Intermediate network nodes often execute a single “running context,” i.e., a process or thread, that is configured to perform the following ordered sequence of events: receive a LSP, perform a SPF calculation and RIB update based on the contents of the received LSP, then flood the received LSP. Because the SPF calculation and RIB update consume considerable amounts of processing time and resources in the intermediate network node, packet flooding is often delayed an unreasonable amount of time until these routing computations are completed.
As a result of these conventional flooding delays, routing information is not disseminated efficiently among the intermediate network nodes. For instance, due to delays in receiving updated network topology information, some of the intermediate nodes may continue to forward packets based on out-dated routing information.

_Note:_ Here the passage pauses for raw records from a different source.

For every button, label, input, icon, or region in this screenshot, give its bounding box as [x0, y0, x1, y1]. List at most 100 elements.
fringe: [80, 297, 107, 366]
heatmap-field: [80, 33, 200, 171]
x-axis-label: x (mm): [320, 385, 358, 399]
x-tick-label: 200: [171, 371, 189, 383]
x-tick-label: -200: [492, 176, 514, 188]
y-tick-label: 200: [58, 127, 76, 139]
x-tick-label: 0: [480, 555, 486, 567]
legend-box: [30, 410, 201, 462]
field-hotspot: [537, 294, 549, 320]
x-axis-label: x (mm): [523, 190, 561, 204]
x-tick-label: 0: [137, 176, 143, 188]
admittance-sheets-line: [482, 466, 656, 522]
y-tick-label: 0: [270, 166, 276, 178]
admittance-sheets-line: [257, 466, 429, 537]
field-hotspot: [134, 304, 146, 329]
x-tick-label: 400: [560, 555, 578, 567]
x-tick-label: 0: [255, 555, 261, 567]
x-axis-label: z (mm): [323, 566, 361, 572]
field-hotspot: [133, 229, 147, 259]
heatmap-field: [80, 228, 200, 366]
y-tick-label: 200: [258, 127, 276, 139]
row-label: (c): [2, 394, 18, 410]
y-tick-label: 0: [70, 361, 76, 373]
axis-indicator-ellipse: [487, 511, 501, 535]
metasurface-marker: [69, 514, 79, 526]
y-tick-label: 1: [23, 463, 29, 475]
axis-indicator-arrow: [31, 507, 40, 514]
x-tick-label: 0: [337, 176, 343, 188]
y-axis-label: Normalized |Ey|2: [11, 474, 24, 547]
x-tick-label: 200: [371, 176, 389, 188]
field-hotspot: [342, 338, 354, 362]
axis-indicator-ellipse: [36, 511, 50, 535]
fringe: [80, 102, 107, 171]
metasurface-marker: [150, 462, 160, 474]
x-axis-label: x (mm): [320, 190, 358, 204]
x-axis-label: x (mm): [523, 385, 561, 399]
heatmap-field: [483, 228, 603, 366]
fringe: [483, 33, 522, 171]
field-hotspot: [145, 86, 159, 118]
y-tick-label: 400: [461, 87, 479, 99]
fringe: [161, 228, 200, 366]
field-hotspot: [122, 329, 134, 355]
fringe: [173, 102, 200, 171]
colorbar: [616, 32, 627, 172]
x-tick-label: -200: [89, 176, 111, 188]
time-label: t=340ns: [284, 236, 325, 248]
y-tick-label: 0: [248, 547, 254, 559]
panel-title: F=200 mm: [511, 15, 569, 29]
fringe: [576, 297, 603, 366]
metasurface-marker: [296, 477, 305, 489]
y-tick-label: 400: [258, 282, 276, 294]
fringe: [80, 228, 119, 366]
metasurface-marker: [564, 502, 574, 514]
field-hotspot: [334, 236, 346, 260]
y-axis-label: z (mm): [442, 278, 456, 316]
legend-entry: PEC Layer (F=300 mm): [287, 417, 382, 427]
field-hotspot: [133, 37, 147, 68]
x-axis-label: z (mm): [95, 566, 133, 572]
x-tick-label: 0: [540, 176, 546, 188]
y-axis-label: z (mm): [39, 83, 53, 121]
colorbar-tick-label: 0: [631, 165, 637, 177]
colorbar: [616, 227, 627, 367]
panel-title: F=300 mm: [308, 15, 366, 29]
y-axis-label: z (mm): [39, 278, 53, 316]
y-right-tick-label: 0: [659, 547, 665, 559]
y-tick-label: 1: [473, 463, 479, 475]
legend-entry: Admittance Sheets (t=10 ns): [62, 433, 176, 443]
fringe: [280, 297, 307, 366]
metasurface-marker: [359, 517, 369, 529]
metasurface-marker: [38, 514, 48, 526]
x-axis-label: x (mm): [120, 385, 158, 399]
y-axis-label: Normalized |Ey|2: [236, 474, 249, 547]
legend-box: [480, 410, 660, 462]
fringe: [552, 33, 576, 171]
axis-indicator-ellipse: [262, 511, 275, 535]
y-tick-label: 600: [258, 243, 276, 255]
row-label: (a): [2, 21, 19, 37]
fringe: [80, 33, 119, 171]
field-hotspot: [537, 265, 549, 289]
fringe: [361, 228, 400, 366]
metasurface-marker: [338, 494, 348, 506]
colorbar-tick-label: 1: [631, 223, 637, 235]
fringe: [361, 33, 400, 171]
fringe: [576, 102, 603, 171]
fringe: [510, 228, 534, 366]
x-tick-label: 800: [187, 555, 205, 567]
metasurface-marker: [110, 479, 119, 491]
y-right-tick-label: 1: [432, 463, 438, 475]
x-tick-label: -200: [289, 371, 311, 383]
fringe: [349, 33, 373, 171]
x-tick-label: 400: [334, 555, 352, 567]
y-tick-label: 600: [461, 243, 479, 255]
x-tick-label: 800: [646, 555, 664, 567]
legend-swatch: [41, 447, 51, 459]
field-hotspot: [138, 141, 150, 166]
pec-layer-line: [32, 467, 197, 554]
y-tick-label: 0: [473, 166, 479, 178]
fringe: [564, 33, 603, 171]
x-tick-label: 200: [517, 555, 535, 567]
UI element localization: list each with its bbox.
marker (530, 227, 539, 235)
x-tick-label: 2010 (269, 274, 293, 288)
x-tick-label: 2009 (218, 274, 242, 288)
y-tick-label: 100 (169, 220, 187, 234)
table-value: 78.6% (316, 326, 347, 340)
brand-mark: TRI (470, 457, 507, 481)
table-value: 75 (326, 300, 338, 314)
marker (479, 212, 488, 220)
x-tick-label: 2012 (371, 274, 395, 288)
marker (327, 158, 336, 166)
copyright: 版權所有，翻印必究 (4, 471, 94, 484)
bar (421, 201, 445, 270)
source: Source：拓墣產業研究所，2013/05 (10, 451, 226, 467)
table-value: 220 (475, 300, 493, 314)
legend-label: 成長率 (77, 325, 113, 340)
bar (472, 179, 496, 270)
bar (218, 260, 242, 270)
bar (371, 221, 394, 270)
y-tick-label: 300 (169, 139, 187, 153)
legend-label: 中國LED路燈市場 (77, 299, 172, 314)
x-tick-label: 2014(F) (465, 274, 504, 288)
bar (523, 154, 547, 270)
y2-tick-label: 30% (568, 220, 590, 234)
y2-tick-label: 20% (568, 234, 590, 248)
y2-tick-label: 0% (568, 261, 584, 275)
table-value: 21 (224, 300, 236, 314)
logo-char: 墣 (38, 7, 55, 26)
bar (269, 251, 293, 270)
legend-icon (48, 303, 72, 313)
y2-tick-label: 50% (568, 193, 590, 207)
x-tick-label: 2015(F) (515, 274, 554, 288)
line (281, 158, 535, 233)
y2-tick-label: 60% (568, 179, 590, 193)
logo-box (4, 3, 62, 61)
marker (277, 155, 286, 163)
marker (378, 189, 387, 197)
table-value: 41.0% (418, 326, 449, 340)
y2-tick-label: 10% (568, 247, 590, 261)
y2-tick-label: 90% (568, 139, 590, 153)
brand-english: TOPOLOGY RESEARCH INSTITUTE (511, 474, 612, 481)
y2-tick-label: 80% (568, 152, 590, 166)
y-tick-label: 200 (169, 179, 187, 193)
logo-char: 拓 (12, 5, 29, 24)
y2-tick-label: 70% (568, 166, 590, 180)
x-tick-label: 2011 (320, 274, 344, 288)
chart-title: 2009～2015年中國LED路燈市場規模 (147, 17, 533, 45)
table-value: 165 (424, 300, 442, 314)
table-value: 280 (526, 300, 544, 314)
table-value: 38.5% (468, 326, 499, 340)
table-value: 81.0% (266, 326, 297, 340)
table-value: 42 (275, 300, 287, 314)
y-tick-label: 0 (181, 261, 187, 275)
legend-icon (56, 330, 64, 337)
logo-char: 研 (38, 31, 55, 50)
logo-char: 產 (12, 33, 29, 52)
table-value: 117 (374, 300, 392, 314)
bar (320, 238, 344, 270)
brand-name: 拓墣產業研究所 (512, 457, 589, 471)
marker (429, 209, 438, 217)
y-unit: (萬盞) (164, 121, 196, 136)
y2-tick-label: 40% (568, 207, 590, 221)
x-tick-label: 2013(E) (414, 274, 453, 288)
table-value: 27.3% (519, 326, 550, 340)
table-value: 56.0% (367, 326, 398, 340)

This, in turn, can lead to undesirable network effects such as “micro-loops,” which are discussed in more detail in U.S. patent application Ser No. 10/868,721 to Vasseur et al., entitled Avoiding Micro-Loops Upon Failure of Fast Reroute Protected Links, which is hereby incorporated by reference as though fully set forth herein.
In addition, the conventional flooding delays also may create a backlog of LSPs waiting to be flooded in the intermediate network node. That is, while the computationally-intensive SPF and RIB computations are being performed, LSPs received at the intermediate node may continue to deplete the node's available buffer memory and/or receive and transmission queues until one or more of these memory resources becomes full. Consequently, newly-received data packets, such as LSPs, may become lost or “dropped” at the intermediate node due to the lack of available memory resources.
One prior solution for reducing conventional flooding delays utilizes separate processes or threads that respectively perform flooding operations and routing-table computations, i.e., SPF and RIB computations. However, this is not always practically feasible and requires major re-writing of applications. The idea outlined in this document is an optimization of flooding and SPF/RIB update computation processing performed within a single running context.